- 20 Marks
Question
You are the manager responsible for the audit of Seraphim Nigeria Limited, a manufacturing company which produces biscuits. The company’s financial year ended on December 31, 2018, and you are reviewing the audit work which was completed on a number of material balances and transactions: assets held for sale, capital expenditure, and payroll expenses.
A summary of the audit procedures carried out by the audit team is given below:
(i) Provision for Restructuring:
The board approved changes in the management structure of the company. The directors determined that the company was ‘top heavy’ and decided that 80% of the middle management staff should be laid off. The Finance Director had estimated the cost of the restructuring to be N180 million and a manual journal has been posted to record a provision for restructuring costs. The Finance Director has overridden the segregation of duties control by posting this journal and approving it himself. He told the team that he had done it because he wanted to preserve the confidentiality of the transaction. The audit team discussed the planned restructuring with the Managing Director (MD). The audit team relied on the discussions with the MD and the board resolution approving the restructuring as audit evidence.
(ii) Investments:
The company’s investments trading portfolio is outsourced to a fund manager – Hala Funds Management Limited, which processed all trades done by the company. The investments balance and income on investments recorded in the financial statements have been traced and agreed to year-end reports from the service organization. The audit team relied on the reports from the fund manager which was given to them by the Chief Financial Officer (CFO) of the company.
Based on discussions, the audit team determined that the CFO had not classified the investments in line with the requirements of IFRS 9, and the interest income on its bonds investment was computed using the contractual rate.

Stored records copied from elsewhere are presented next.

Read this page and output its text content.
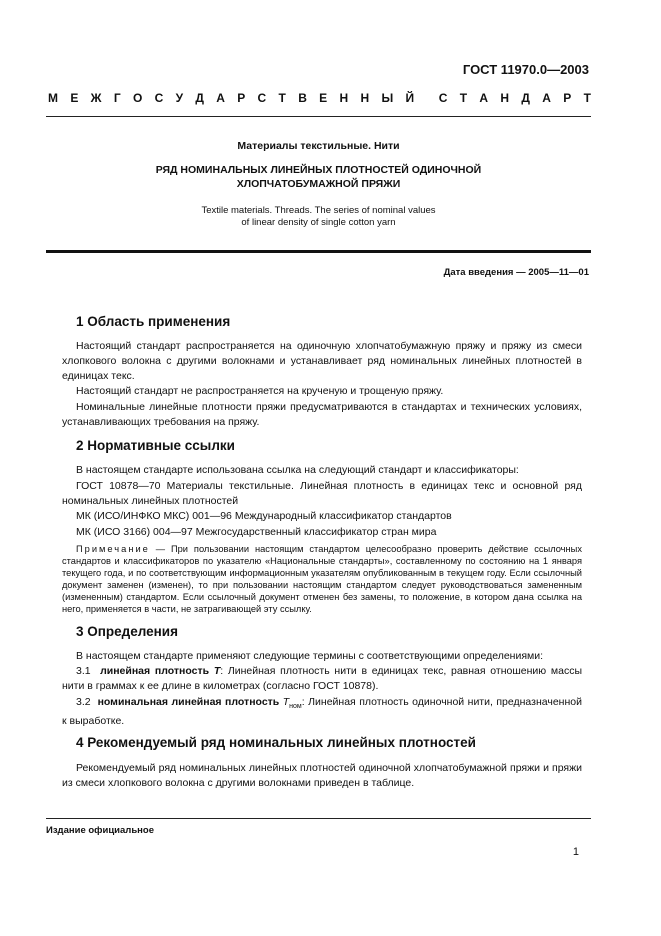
ГОСТ 11970.0—2003
М Е Ж Г О С У Д А Р С Т В Е Н Н Ы Й С Т А Н Д А Р Т
Материалы текстильные. Нити
РЯД НОМИНАЛЬНЫХ ЛИНЕЙНЫХ ПЛОТНОСТЕЙ ОДИНОЧНОЙ
ХЛОПЧАТОБУМАЖНОЙ ПРЯЖИ
Textile materials. Threads. The series of nominal values
of linear density of single cotton yarn
Дата введения — 2005—11—01
1 Область применения
Настоящий стандарт распространяется на одиночную хлопчатобумажную пряжу и пряжу из смеси хлопкового волокна с другими волокнами и устанавливает ряд номинальных линейных плотностей в единицах текс.
Настоящий стандарт не распространяется на крученую и трощеную пряжу.
Номинальные линейные плотности пряжи предусматриваются в стандартах и технических условиях, устанавливающих требования на пряжу.
2 Нормативные ссылки
В настоящем стандарте использована ссылка на следующий стандарт и классификаторы:
ГОСТ 10878—70 Материалы текстильные. Линейная плотность в единицах текс и основной ряд номинальных линейных плотностей
МК (ИСО/ИНФКО МКС) 001—96 Международный классификатор стандартов
МК (ИСО 3166) 004—97 Межгосударственный классификатор стран мира
Примечание — При пользовании настоящим стандартом целесообразно проверить действие ссылочных стандартов и классификаторов по указателю «Национальные стандарты», составленному по состоянию на 1 января текущего года, и по соответствующим информационным указателям опубликованным в текущем году. Если ссылочный документ заменен (изменен), то при пользовании настоящим стандартом следует руководствоваться замененным (измененным) стандартом. Если ссылочный документ отменен без замены, то положение, в котором дана ссылка на него, применяется в части, не затрагивающей эту ссылку.
3 Определения
В настоящем стандарте применяют следующие термины с соответствующими определениями:
3.1 линейная плотность T: Линейная плотность нити в единицах текс, равная отношению массы нити в граммах к ее длине в километрах (согласно ГОСТ 10878).
3.2 номинальная линейная плотность $T_{ном}$: Линейная плотность одиночной нити, предназначенной к выработке.
4 Рекомендуемый ряд номинальных линейных плотностей
Рекомендуемый ряд номинальных линейных плотностей одиночной хлопчатобумажной пряжи и пряжи из смеси хлопкового волокна с другими волокнами приведен в таблице.
Издание официальное
1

The company made some investments directly without passing them through the fund manager, which is not in line with the company’s policy. The audit team traced and agreed those transactions to the bank statement. The amounts of investments made directly without involving the fund manager were not considered material.
Required:
For each of the two matters described above:
(a) Comment on the sufficiency and appropriateness of the audit evidence obtained. (10 Marks)

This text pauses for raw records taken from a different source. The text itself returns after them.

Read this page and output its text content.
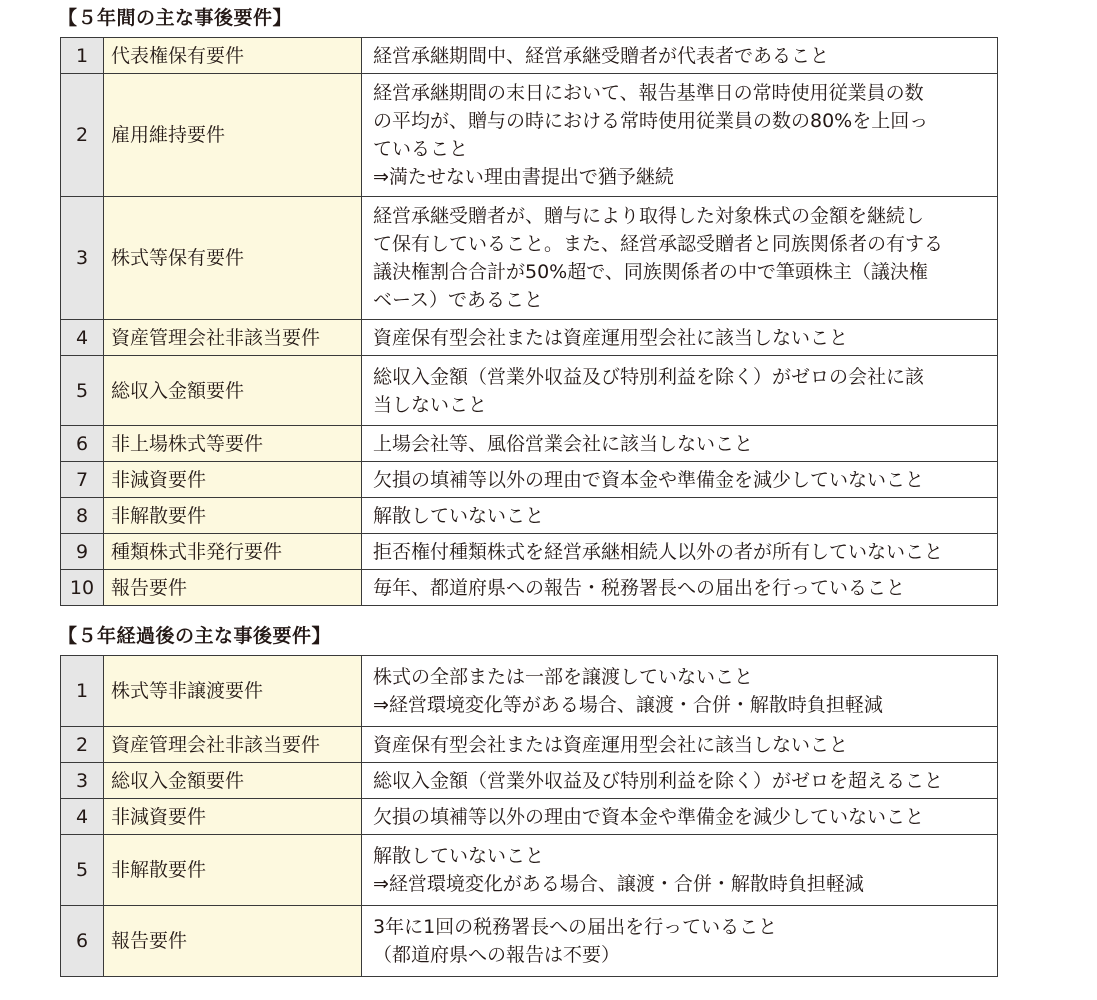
【５年間の主な事後要件】
1	代表権保有要件	経営承継期間中、経営承継受贈者が代表者であること

2	雇用維持要件	経営承継期間の末日において、報告基準日の常時使用従業員の数
の平均が、贈与の時における常時使用従業員の数の80%を上回っ
ていること
⇒満たせない理由書提出で猶予継続

3	株式等保有要件	経営承継受贈者が、贈与により取得した対象株式の金額を継続し
て保有していること。また、経営承認受贈者と同族関係者の有する
議決権割合合計が50%超で、同族関係者の中で筆頭株主（議決権
ベース）であること

4	資産管理会社非該当要件	資産保有型会社または資産運用型会社に該当しないこと

5	総収入金額要件	総収入金額（営業外収益及び特別利益を除く）がゼロの会社に該
当しないこと

6	非上場株式等要件	上場会社等、風俗営業会社に該当しないこと

7	非減資要件	欠損の填補等以外の理由で資本金や準備金を減少していないこと

8	非解散要件	解散していないこと

9	種類株式非発行要件	拒否権付種類株式を経営承継相続人以外の者が所有していないこと

10	報告要件	毎年、都道府県への報告・税務署長への届出を行っていること
【５年経過後の主な事後要件】
1	株式等非譲渡要件	株式の全部または一部を譲渡していないこと
⇒経営環境変化等がある場合、譲渡・合併・解散時負担軽減

2	資産管理会社非該当要件	資産保有型会社または資産運用型会社に該当しないこと

3	総収入金額要件	総収入金額（営業外収益及び特別利益を除く）がゼロを超えること

4	非減資要件	欠損の填補等以外の理由で資本金や準備金を減少していないこと

5	非解散要件	解散していないこと
⇒経営環境変化がある場合、譲渡・合併・解散時負担軽減

6	報告要件	3年に1回の税務署長への届出を行っていること
（都道府県への報告は不要）
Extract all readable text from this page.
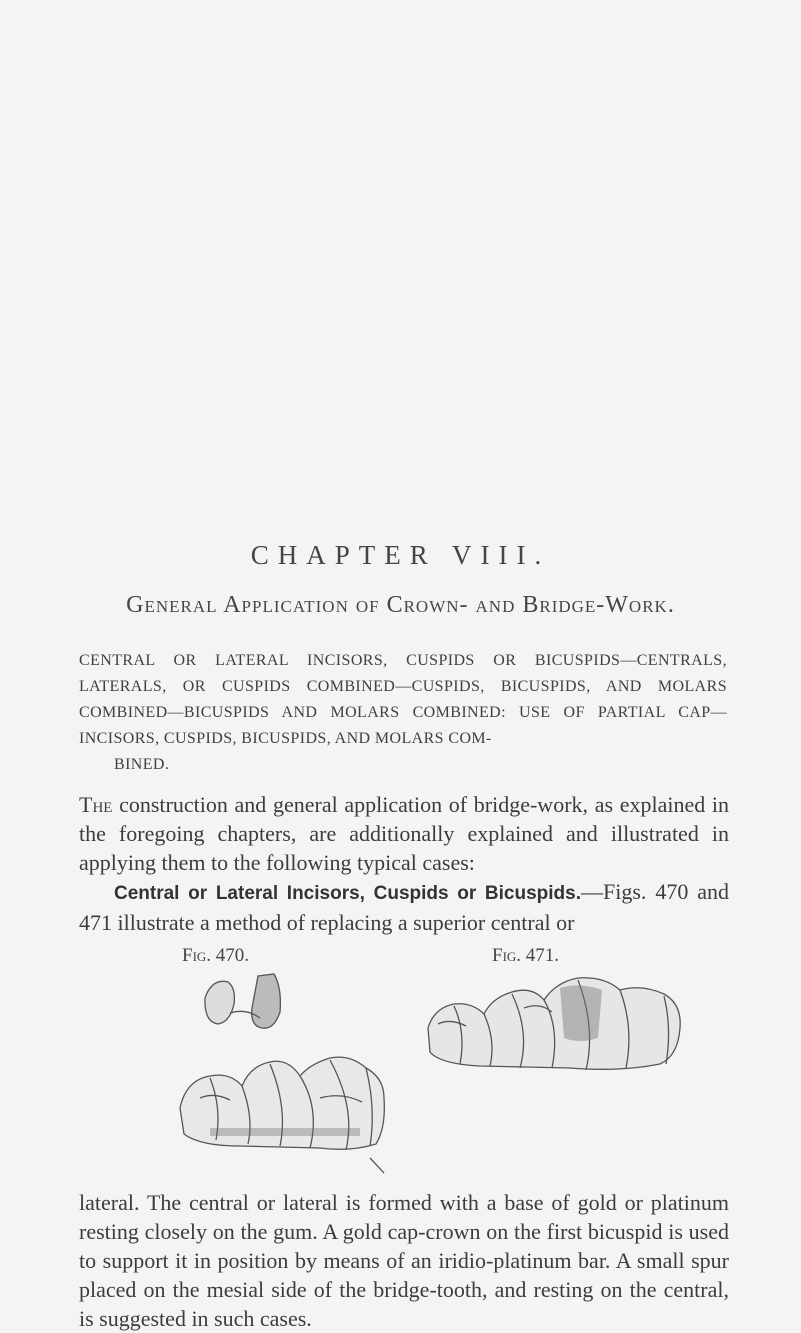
CHAPTER VIII.
General Application of Crown- and Bridge-Work.
CENTRAL OR LATERAL INCISORS, CUSPIDS OR BICUSPIDS—CENTRALS, LATERALS, OR CUSPIDS COMBINED—CUSPIDS, BICUSPIDS, AND MOLARS COMBINED—BICUSPIDS AND MOLARS COMBINED: USE OF PARTIAL CAP—INCISORS, CUSPIDS, BICUSPIDS, AND MOLARS COM-
BINED.
The construction and general application of bridge-work, as explained in the foregoing chapters, are additionally explained and illustrated in applying them to the following typical cases:
Central or Lateral Incisors, Cuspids or Bicuspids.—Figs. 470 and 471 illustrate a method of replacing a superior central or
Fig. 470.	Fig. 471.
lateral. The central or lateral is formed with a base of gold or platinum resting closely on the gum. A gold cap-crown on the first bicuspid is used to support it in position by means of an iridio-platinum bar. A small spur placed on the mesial side of the bridge-tooth, and resting on the central, is suggested in such cases.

(b) Recommend further audit procedures to be performed by the audit team. (8 Marks)
(c) Explain the matters which should be included in a report in accordance with ISA 265: Communicating Deficiencies in Internal Controls to Those Charged with Governance and Management. (2 Marks)
Answer
Part (i): Provision for Restructuring
(a) Sufficiency and Appropriateness of Audit Evidence Obtained
- Insufficiency of Evidence: The audit team relied only on discussions with the MD and the board resolution approving the restructuring. These are not sufficient or reliable audit evidence as they lack corroborative support.
- Inappropriate Evidence: The Finance Director’s override of segregation of duties weakens the reliability of the provision journal. A lack of independent review introduces a risk of misstatement.
(b) Recommended Further Audit Procedures
- Obtain Supporting Documents: Review calculations, estimates, and assumptions supporting the N180 million provision.
- Inspect Employee Communication: Verify communication sent to affected employees regarding the restructuring.
- Review Contractual Obligations: Examine termination agreements or contracts to validate the estimated costs.
- Subsequent Events Review: Verify whether the restructuring was implemented after year-end and compare actual costs incurred with the provision.
(c) Matters for Report in Line with ISA 265
- Segregation of Duties Override: Highlight that the Finance Director posted and approved the provision journal, bypassing controls.
- Lack of Supporting Evidence: Report the reliance on verbal evidence (discussions with the MD) without corroborative documentation.
Part (ii): Investments
(a) Sufficiency and Appropriateness of Audit Evidence Obtained
- Reliance on Fund Manager’s Reports: The reports from the fund manager were provided by the CFO without independent confirmation. This introduces a risk of misstatement if the reports were altered or incomplete.
- Improper Classification: The investments were not classified per IFRS 9, indicating non-compliance with accounting standards.
- Policy Non-Adherence: Direct investments outside the fund manager’s purview were not reviewed for compliance with company policy.
(b) Recommended Further Audit Procedures
- Obtain Direct Confirmation: Confirm balances and income directly from the fund manager to ensure accuracy and completeness.
- Verify IFRS 9 Compliance: Reassess the classification of investments to ensure compliance with the standard.
- Recompute Interest Income: Verify the accuracy of bond interest income calculations using the effective interest rate method.
- Inspect Direct Investments: Review the rationale and authorization for direct investments to ensure they align with company policies.
(c) Matters for Report in Line with ISA 265
- Policy Non-Adherence: Report the deviation from company policy regarding direct investments without the fund manager’s involvement.
- Accounting Non-Compliance: Highlight the CFO’s failure to classify investments in line with IFRS 9.
Conclusion
For both matters, the audit team should strengthen their evidence through independent confirmations and compliance reviews. Internal control deficiencies, including policy deviations and control overrides, should be promptly communicated to governance for corrective action.